New Reason to Privatize Japan Post

This guy is so wrong.
So it can be punished by the market for dumb ideas like this. I present a case of Strong Bad’s imagination coming to life:

Japan Post to Deliver New Year’s Postcards to Every House in Area of Choice
[Soon addressing your cards ]”To all those living in X-town” Will Be OK

Japan Post announced on Dec. 22 that it will start a service that will deliver New Year’s postcards (nengajo) with the addressee left off to specific areas. The cards will arrive on the first of next year, and the program will be experimentally implemented in Tokyo and the 14 major cities in Japan. By placing “to all of those living in X-Town” on the cards, they will be delivered to all houses in the specified area. (Jiji Press)

4 thoughts on “New Reason to Privatize Japan Post”

  1. This sounds less like a service for a magnamious well-wisher and more like a ploy for an insidious direct marketer (does junk mail even exist in Japan?)

    Dear Resident of Meguro-machi: Suntory wishes you a Happy New Year.

  2. oh yes junk mail exists, lots.
    the difference between japan and say america is that they don’t mail it very often, usually they just drive by and stuff it in your mail box. this works well because many people live in apartment buildings so you can just drive on over with your scooter and stuff 30-100 mailboxes in a matter of seconds. you also get junk towels and things that are actually useful too.
    technically it’s illegal and counts as trespassing, but that doesn’t seem to stop anyone.
    also, as that picture included in the original article? on the guy’s costume it says 民営化 反対. what does that have to do with the new years cards? the 民営化 has already be decided and really nothing can be done to stop it.

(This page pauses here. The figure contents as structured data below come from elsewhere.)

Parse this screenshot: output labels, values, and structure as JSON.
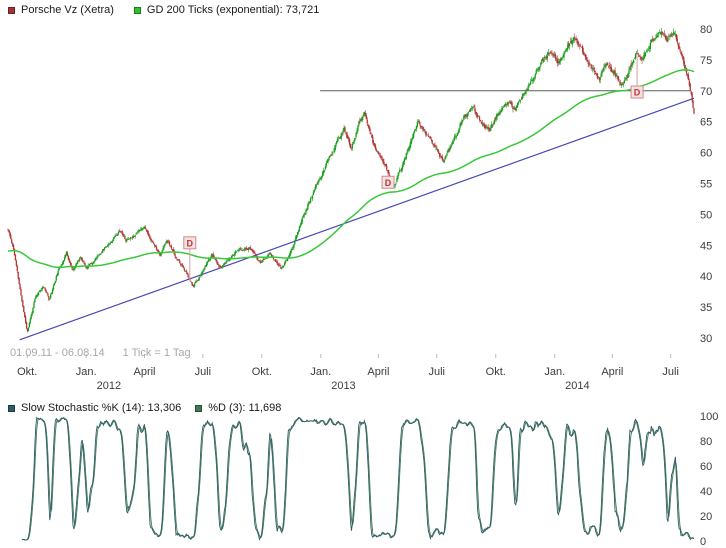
{
  "header": {
    "series1": {
      "label": "Porsche Vz (Xetra)",
      "color": "#a03333"
    },
    "series2": {
      "label": "GD 200 Ticks (exponential): 73,721",
      "color": "#2fbf2f"
    }
  },
  "info": {
    "range": "01.09.11 - 06.08.14",
    "tick": "1 Tick = 1 Tag"
  },
  "stoch_legend": {
    "k": {
      "label": "Slow Stochastic %K (14): 13,306",
      "color": "#2e5a68"
    },
    "d": {
      "label": "%D (3): 11,698",
      "color": "#3f7a52"
    }
  },
  "chart_data": {
    "type": "candlestick",
    "title": "Porsche Vz (Xetra)",
    "period_info": {
      "range": "01.09.11 - 06.08.14",
      "tick": "1 Tick = 1 Tag"
    },
    "bars": 740,
    "seed": 11,
    "y_axis": {
      "min": 30,
      "max": 80,
      "step": 5,
      "ticks": [
        80,
        75,
        70,
        65,
        60,
        55,
        50,
        45,
        40,
        35,
        30
      ]
    },
    "x_ticks": [
      {
        "label": "Okt.",
        "t": 0.028
      },
      {
        "label": "Jan.",
        "t": 0.114
      },
      {
        "label": "April",
        "t": 0.199
      },
      {
        "label": "Juli",
        "t": 0.284
      },
      {
        "label": "Okt.",
        "t": 0.37
      },
      {
        "label": "Jan.",
        "t": 0.456
      },
      {
        "label": "April",
        "t": 0.54
      },
      {
        "label": "Juli",
        "t": 0.625
      },
      {
        "label": "Okt.",
        "t": 0.711
      },
      {
        "label": "Jan.",
        "t": 0.797
      },
      {
        "label": "April",
        "t": 0.881
      },
      {
        "label": "Juli",
        "t": 0.966
      }
    ],
    "year_labels": [
      {
        "label": "2012",
        "t": 0.147
      },
      {
        "label": "2013",
        "t": 0.489
      },
      {
        "label": "2014",
        "t": 0.83
      }
    ],
    "price_anchors": [
      [
        0.0,
        47.5
      ],
      [
        0.008,
        44.5
      ],
      [
        0.018,
        37.5
      ],
      [
        0.028,
        31.0
      ],
      [
        0.04,
        36.5
      ],
      [
        0.052,
        38.5
      ],
      [
        0.06,
        36.2
      ],
      [
        0.072,
        40.5
      ],
      [
        0.085,
        43.8
      ],
      [
        0.095,
        40.8
      ],
      [
        0.105,
        43.2
      ],
      [
        0.115,
        41.5
      ],
      [
        0.125,
        42.5
      ],
      [
        0.14,
        44.5
      ],
      [
        0.152,
        46.0
      ],
      [
        0.163,
        47.6
      ],
      [
        0.172,
        45.8
      ],
      [
        0.185,
        46.8
      ],
      [
        0.198,
        48.2
      ],
      [
        0.21,
        45.6
      ],
      [
        0.222,
        43.6
      ],
      [
        0.232,
        45.8
      ],
      [
        0.245,
        43.0
      ],
      [
        0.258,
        40.8
      ],
      [
        0.27,
        38.4
      ],
      [
        0.283,
        40.6
      ],
      [
        0.297,
        43.4
      ],
      [
        0.31,
        41.2
      ],
      [
        0.322,
        42.8
      ],
      [
        0.335,
        44.2
      ],
      [
        0.352,
        44.6
      ],
      [
        0.368,
        42.2
      ],
      [
        0.382,
        43.6
      ],
      [
        0.398,
        41.2
      ],
      [
        0.412,
        43.8
      ],
      [
        0.428,
        49.0
      ],
      [
        0.443,
        53.0
      ],
      [
        0.458,
        56.5
      ],
      [
        0.47,
        59.5
      ],
      [
        0.48,
        61.8
      ],
      [
        0.49,
        63.8
      ],
      [
        0.5,
        60.8
      ],
      [
        0.512,
        64.8
      ],
      [
        0.52,
        66.2
      ],
      [
        0.532,
        61.8
      ],
      [
        0.543,
        59.2
      ],
      [
        0.553,
        57.0
      ],
      [
        0.562,
        54.2
      ],
      [
        0.572,
        57.2
      ],
      [
        0.585,
        61.0
      ],
      [
        0.598,
        65.3
      ],
      [
        0.61,
        62.8
      ],
      [
        0.622,
        60.8
      ],
      [
        0.635,
        58.6
      ],
      [
        0.65,
        62.2
      ],
      [
        0.665,
        65.8
      ],
      [
        0.678,
        67.4
      ],
      [
        0.69,
        64.8
      ],
      [
        0.702,
        63.6
      ],
      [
        0.715,
        66.2
      ],
      [
        0.728,
        68.4
      ],
      [
        0.74,
        66.8
      ],
      [
        0.752,
        69.6
      ],
      [
        0.765,
        72.0
      ],
      [
        0.778,
        74.6
      ],
      [
        0.79,
        76.2
      ],
      [
        0.802,
        74.4
      ],
      [
        0.815,
        77.2
      ],
      [
        0.828,
        78.6
      ],
      [
        0.84,
        75.8
      ],
      [
        0.852,
        73.4
      ],
      [
        0.862,
        71.6
      ],
      [
        0.872,
        74.6
      ],
      [
        0.884,
        72.8
      ],
      [
        0.895,
        70.8
      ],
      [
        0.905,
        73.2
      ],
      [
        0.916,
        76.2
      ],
      [
        0.925,
        75.0
      ],
      [
        0.938,
        78.0
      ],
      [
        0.95,
        79.8
      ],
      [
        0.96,
        78.4
      ],
      [
        0.97,
        79.6
      ],
      [
        0.98,
        76.6
      ],
      [
        0.99,
        72.8
      ],
      [
        1.0,
        66.6
      ]
    ],
    "moving_average": {
      "label": "GD 200 Ticks (exponential)",
      "period": 200,
      "method": "exponential",
      "init": 44.0,
      "current_value": "73,721",
      "color": "#38c838"
    },
    "trendline": {
      "color": "#4747b5",
      "from": [
        0.017,
        29.7
      ],
      "to": [
        1.0,
        68.8
      ]
    },
    "resistance_line": {
      "color": "#5a5a5a",
      "value": 70.0,
      "from_t": 0.455,
      "to_t": 0.995
    },
    "dividend_markers": {
      "label": "D",
      "text_color": "#b03a3a",
      "bg": "#f8e0e0",
      "border": "#c98c8c",
      "connector": "#d4a0a0",
      "points": [
        [
          0.265,
          45.4
        ],
        [
          0.554,
          55.2
        ],
        [
          0.917,
          69.8
        ]
      ]
    },
    "candle_colors": {
      "up": "#169c19",
      "down": "#b13434"
    },
    "stochastic": {
      "type": "line",
      "k_period": 14,
      "d_period": 3,
      "k_current": "13,306",
      "d_current": "11,698",
      "k_color": "#2e5a68",
      "d_color": "#3f7a52",
      "range": [
        0,
        100
      ],
      "axis_ticks": [
        100,
        80,
        60,
        40,
        20,
        0
      ]
    },
    "axis_text_color": "#3c3c3c",
    "tick_mark_color": "#bbbbbb"
  }
}
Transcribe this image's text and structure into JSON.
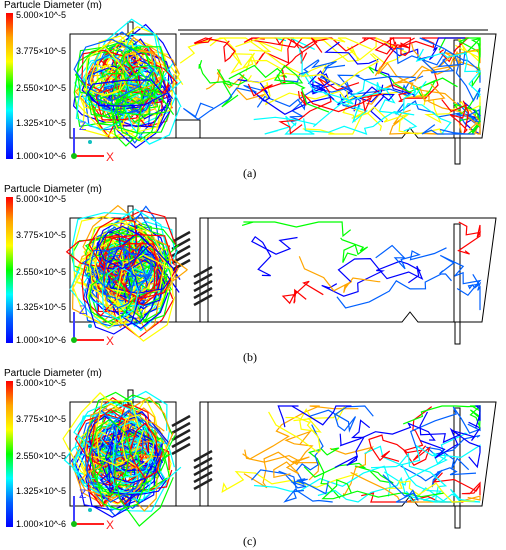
{
  "legend": {
    "title": "Partucle Diameter (m)",
    "ticks": [
      "5.000×10^-5",
      "3.775×10^-5",
      "2.550×10^-5",
      "1.325×10^-5",
      "1.000×10^-6"
    ],
    "colors": [
      "#ff0000",
      "#ffa500",
      "#ffff00",
      "#00ff00",
      "#00ffff",
      "#0060ff",
      "#0000ff"
    ]
  },
  "axes": {
    "z": "Z",
    "x": "X"
  },
  "panels": [
    {
      "label": "(a)",
      "variant": "a"
    },
    {
      "label": "(b)",
      "variant": "b"
    },
    {
      "label": "(c)",
      "variant": "c"
    }
  ]
}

  3. Darin: True enough, the man pictured is protesting postal privatization. I didn’t put the photo there for any reason necessarily — he’s just hilarious-looking. I have to figure out a good way to caption the photos so as not to confuse people.

  4. And no it wasn’t included in the original article. I found it randomly on google image search. Also will try and make that clear in the future.